Responsabilité en matière de vaccination

Dans l'avant-dernier segment de l'épisode, la question de la clause d'exonération de responsabilité des laboratoires de production, fréquemment débattue récemment, a été abordée. Thomas souligne que le laboratoire ne peut être tenu pour seul responsable de ces effets secondaires extrêmement rares, mais peut être tenu responsable d'autres aspects tels que la production correcte du vaccin et l'omission d'informations sur les effets indésirables. Ce système est d'ailleurs recommandé par l'OMS, afin d'éviter les litiges de mauvaise foi concernant la production des vaccins.

Ces clauses ont été créées pour protéger les laboratoires contre d'éventuelles poursuites judiciaires de la part de personnes ayant subi des effets secondaires non causés par le vaccin, ou des effets indésirables si rares qu'ils n'auraient pas pu être prédits ou empêchés par le vaccin, même si celui-ci était parfaitement sûr.

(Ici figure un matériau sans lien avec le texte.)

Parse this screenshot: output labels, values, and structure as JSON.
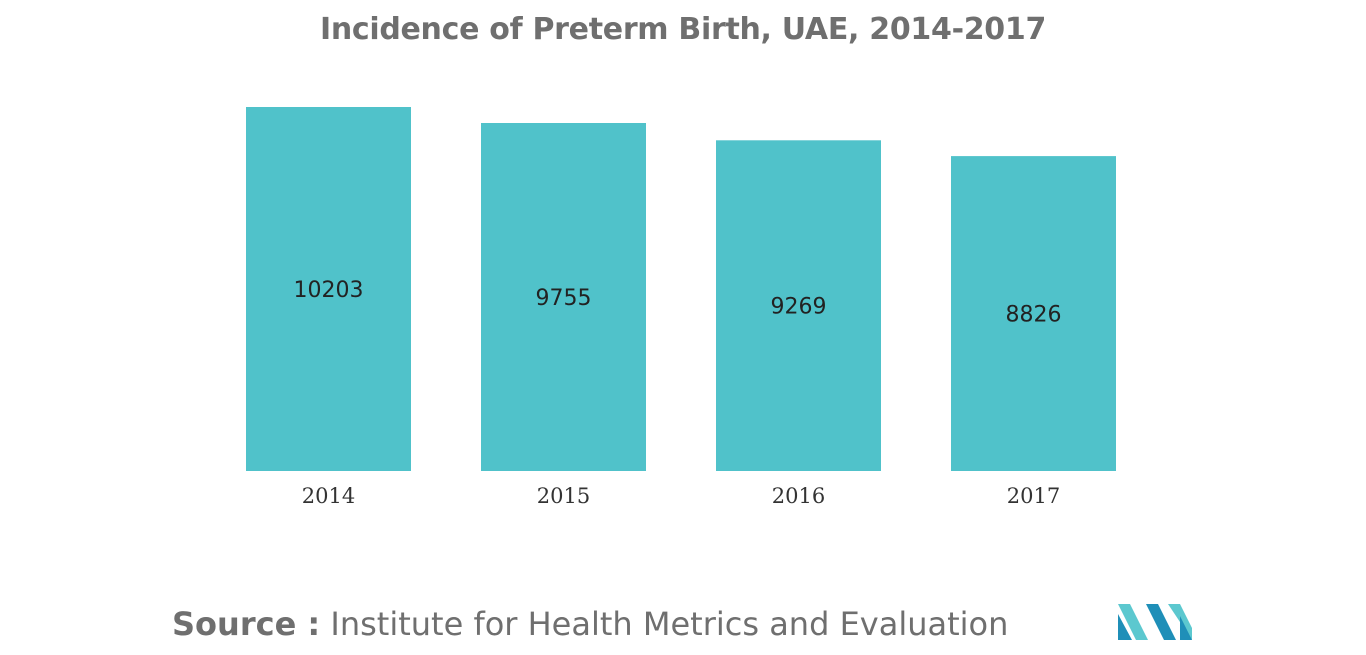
{
  "title": "Incidence of Preterm Birth, UAE, 2014-2017",
  "source": {
    "label": "Source :",
    "text": "Institute for Health Metrics and Evaluation"
  },
  "colors": {
    "bar": "#50c2ca",
    "axis_text": "#333333",
    "label_text": "#222222",
    "logo_dark": "#1f8fb8",
    "logo_light": "#5cc8cf"
  },
  "logo": {
    "icon": "mordor-logo-icon"
  },
  "chart_data": {
    "type": "bar",
    "title": "Incidence of Preterm Birth, UAE, 2014-2017",
    "categories": [
      "2014",
      "2015",
      "2016",
      "2017"
    ],
    "values": [
      10203,
      9755,
      9269,
      8826
    ],
    "data_labels": [
      "10203",
      "9755",
      "9269",
      "8826"
    ],
    "xlabel": "",
    "ylabel": "",
    "ylim": [
      0,
      10203
    ],
    "grid": false,
    "legend": "none"
  }
}
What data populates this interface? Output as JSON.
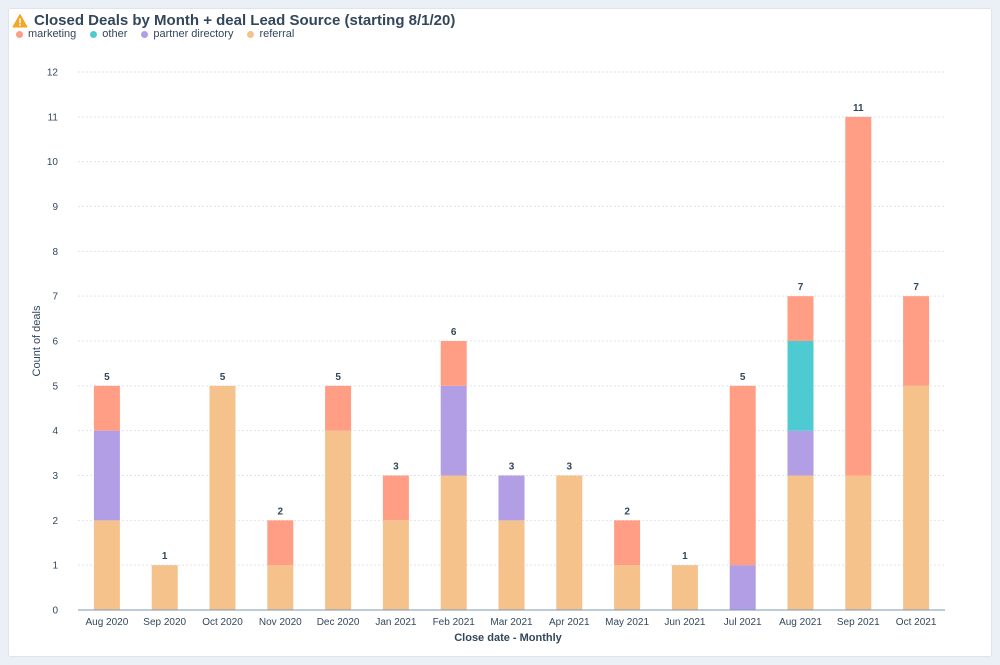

À l'heure actuelle, des milliers de personnes dans le monde ont déjà été vaccinées contre la COVID-19. Dans le cas du vaccin Pfizer, par exemple, seulement cinq personnes sur un million ont présenté des effets secondaires indésirables bénins, ce qui démontre l'innocuité des vaccins.

Le gouvernement fédéral a-t-il usurpé l'identité des patients au sujet des vaccins ?

Thomas raconte avoir vu aux informations que le secteur privé brésilien avait acheté 33 millions de doses du vaccin AstraZeneca, dont la moitié serait donnée au SUS (système de santé publique brésilien). Cependant, ce laboratoire a déjà des pré-accords pour le plus grand nombre de ventes au monde, et les livraisons de ces vaccins sont retardées dans le monde entier. Venez découvrir l'excitation des jeux de casino en ligne depuis le confort de votre maison ! découvrir Vous aurez ainsi accès à une vaste sélection de divertissements, des machines à sous aux jeux de table, pour tous les goûts. Inscrivez-vous dès maintenant et tentez de gagner de gros lots !

L'hypothèse avancée par Thomas concernant la « manœuvre vaccinale » est que ces 33 millions de doses faisaient partie d'un lot que le gouvernement avait lui-même négocié pour acheter. Disposant de 100 millions de doses pré-commandées, le gouvernement aurait alors cédé au secteur privé le droit d'en acquérir 33 millions. Cette hypothèse est plausible au vu de l'analyse de la lettre adressée au laboratoire par le gouvernement brésilien. Dès lors, le gouvernement aurait vendu ses droits d'achat, ce qui expliquerait également le don de la moitié de ces doses au SUS (Système de santé publique brésilien).

Pour entendre cette analyse plus en détail, écoutez l'épisode n° 33 : Vaccins, avec Thomas Conti du podcast Economisto. cliquez ici.